IIRC the registration threshold is about the only aspect of VAT that we can control at a national level - all the rest is EU mandated. So there's nothing to stop it happening.

I have systems in place, so don't worry about the detail on a day to day basis - (running a business doesn't make money it is a significant cost - DOING business is what makes money).

But VAT isn't much of an issue - we charge 17.5%, pocket a chunk of it and pass the rest on the tax man - it is just a fundraiser for the government rather than meaning anything (just like NI still pretending to be different from income tax).

One of the things I dislike most (and I know others who agree) is having to pay my tax IN ADVANCE -- start of the year have to guess what we will earn and pay the tax up front (yes, before we have earnt anything!) - at the end of the year, if we got it wrong and didn't pay enough then we pay interest... if we paid too much we get it back with a bit of interest at a /lower/ rate then we would have paid!.

VAT is no more than a stealth payroll tax...

Dickie, I’m sorry to say that Value Added Tax is precisely that: a tax on added value. If you raise the threshold to £150K, one of the effects is to give smaller businesses a built-in competitive advantage of up to 17.5% (depending on how much value they’re adding – i.e. the difference between their sale and purchase costs). If your business is less than £150K, clearly you’d enjoy that. But if you were at £149K and looking to employ your fourth person…?
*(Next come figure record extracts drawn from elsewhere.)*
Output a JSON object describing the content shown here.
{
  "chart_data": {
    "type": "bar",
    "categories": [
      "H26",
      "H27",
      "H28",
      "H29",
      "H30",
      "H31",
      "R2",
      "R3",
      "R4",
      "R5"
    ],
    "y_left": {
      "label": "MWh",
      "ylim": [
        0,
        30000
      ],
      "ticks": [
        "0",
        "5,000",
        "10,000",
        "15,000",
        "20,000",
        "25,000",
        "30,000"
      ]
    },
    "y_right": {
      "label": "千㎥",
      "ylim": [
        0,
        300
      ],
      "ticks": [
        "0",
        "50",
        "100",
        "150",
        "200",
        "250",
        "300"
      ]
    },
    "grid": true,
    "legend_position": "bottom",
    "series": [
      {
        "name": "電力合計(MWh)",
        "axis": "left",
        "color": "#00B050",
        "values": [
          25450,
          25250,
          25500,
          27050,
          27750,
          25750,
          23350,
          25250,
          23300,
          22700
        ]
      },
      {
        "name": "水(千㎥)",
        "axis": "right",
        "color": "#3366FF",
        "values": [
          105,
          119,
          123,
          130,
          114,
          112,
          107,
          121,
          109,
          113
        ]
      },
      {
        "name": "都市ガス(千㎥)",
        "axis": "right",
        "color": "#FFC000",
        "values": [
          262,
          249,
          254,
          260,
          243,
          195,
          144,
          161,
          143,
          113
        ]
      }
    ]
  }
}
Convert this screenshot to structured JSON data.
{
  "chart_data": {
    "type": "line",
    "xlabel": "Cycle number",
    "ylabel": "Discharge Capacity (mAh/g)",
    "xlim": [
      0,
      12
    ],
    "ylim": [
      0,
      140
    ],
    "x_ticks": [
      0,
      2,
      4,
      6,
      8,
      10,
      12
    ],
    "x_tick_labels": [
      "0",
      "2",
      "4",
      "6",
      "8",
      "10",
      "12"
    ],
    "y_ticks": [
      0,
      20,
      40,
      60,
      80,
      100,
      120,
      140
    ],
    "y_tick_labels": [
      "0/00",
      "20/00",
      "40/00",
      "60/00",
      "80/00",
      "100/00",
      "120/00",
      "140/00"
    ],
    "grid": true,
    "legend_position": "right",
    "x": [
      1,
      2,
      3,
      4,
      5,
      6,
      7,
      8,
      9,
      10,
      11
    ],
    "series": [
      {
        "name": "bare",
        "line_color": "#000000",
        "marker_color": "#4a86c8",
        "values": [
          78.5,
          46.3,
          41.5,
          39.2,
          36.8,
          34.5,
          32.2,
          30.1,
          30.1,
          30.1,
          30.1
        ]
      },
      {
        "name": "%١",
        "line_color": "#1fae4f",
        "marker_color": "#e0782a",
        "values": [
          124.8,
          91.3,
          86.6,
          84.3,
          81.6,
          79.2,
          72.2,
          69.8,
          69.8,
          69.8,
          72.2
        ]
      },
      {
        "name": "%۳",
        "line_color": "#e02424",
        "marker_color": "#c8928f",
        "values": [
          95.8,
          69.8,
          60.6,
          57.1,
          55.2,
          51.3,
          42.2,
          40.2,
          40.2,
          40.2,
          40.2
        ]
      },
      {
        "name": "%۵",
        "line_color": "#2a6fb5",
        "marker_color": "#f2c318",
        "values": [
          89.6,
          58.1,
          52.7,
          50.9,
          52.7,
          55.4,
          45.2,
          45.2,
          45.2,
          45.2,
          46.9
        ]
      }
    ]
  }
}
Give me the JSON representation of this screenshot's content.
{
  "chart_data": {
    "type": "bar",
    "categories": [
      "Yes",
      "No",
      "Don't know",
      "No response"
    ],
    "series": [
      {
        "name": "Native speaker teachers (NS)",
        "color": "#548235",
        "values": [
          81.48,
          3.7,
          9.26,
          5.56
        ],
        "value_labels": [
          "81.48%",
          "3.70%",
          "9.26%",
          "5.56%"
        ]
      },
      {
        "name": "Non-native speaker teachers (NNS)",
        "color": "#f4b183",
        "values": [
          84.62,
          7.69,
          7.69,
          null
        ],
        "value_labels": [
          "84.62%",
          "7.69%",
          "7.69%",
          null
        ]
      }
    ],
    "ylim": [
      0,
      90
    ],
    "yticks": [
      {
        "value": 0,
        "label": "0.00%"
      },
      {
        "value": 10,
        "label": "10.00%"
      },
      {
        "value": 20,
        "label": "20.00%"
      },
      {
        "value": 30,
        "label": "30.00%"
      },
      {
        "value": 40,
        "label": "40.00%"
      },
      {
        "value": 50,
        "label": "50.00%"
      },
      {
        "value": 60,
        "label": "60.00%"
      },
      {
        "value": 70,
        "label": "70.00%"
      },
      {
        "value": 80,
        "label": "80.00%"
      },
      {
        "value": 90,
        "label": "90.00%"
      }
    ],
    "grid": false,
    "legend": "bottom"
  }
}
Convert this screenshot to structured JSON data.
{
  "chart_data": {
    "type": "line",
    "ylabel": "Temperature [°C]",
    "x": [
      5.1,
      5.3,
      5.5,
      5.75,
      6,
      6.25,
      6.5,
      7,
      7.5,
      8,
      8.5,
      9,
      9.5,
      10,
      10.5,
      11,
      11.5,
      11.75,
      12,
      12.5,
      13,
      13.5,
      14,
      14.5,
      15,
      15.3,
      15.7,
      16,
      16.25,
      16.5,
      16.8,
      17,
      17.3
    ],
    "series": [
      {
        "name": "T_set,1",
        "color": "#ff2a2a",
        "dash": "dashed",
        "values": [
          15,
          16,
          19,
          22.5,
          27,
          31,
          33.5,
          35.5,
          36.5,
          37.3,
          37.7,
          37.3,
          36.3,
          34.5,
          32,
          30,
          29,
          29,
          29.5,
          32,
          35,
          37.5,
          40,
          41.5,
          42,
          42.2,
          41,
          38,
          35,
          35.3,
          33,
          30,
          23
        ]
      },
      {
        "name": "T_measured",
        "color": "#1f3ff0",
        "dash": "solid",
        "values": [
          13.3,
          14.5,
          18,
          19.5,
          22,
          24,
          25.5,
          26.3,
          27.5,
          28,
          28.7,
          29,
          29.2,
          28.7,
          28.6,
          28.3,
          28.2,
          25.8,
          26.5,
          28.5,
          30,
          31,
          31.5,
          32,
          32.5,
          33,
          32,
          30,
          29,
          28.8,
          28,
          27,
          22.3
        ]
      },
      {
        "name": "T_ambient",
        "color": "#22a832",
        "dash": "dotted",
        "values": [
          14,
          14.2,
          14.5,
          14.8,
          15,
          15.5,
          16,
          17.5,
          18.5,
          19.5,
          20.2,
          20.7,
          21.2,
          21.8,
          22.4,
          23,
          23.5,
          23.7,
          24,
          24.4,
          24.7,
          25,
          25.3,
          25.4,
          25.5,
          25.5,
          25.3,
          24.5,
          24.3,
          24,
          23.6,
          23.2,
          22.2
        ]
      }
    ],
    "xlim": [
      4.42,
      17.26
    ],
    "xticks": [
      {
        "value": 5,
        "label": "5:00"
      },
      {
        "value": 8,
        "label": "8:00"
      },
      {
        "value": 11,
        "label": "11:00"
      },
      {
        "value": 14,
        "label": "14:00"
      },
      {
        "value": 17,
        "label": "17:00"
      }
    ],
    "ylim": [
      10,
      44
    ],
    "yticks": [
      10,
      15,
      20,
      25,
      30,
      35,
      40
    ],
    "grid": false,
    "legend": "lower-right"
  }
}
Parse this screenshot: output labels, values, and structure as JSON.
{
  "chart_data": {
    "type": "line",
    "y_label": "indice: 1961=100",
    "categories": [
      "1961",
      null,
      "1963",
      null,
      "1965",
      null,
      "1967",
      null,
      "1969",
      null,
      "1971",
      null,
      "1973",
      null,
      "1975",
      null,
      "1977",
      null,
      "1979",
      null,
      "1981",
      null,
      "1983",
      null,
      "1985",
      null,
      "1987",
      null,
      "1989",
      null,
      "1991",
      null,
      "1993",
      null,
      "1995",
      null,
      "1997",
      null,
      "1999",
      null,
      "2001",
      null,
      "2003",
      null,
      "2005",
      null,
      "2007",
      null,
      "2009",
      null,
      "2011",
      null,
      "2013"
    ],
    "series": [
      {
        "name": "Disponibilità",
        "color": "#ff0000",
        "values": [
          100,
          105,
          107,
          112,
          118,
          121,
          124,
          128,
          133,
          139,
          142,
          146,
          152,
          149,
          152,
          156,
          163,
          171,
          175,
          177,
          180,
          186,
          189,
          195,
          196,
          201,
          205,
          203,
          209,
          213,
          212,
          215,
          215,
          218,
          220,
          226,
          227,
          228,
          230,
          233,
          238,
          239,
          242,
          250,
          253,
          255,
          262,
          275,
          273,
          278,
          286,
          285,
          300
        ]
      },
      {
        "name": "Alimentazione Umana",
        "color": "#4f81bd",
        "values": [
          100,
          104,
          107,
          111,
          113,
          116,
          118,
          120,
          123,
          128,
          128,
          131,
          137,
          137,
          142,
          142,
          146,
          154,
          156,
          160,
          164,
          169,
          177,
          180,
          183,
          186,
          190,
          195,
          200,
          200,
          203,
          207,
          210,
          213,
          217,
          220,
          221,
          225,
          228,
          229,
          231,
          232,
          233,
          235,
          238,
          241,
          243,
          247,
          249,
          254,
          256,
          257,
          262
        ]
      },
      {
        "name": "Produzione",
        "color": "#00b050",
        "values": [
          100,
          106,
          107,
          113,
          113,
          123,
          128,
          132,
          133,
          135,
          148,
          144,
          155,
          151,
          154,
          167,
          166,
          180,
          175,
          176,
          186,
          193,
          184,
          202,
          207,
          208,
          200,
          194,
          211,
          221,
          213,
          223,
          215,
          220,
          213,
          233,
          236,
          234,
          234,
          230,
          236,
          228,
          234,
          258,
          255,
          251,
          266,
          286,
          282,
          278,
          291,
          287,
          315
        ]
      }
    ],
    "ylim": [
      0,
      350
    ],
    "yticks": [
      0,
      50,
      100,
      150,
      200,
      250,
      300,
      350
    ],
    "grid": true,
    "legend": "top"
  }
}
Having said that, I do agree that the costs of administering VAT (both direct and indirect costs, such as lost opportunities) and the severe fines for error put a huge burden and undue stress on small businesses. Unlike the juggernaut that prosecutes us, VAT is not our only job.

Osborne says we need change: "Any spare change, Guv?"
At this rate we'll all be selling the 'Big Issue' or fighting for pitches outside the cash machines in the High Street.
How about a 78 word analysis of Brown's failure and an 87 word alternative? Reducing interest rates is not enough.
When Brown inherited the keys to the Treasury the economy was in the best shape it had been in since 1914. Today it is in the worst shape it has been in since 1945. It has taken Brown 11 years to achieve what it took two World Wars, two Coalition Governements and the 1930's slump, over a period of 31 years, to achieve. That is his place in history. There is your open goal, George. When you find the balls start kicking.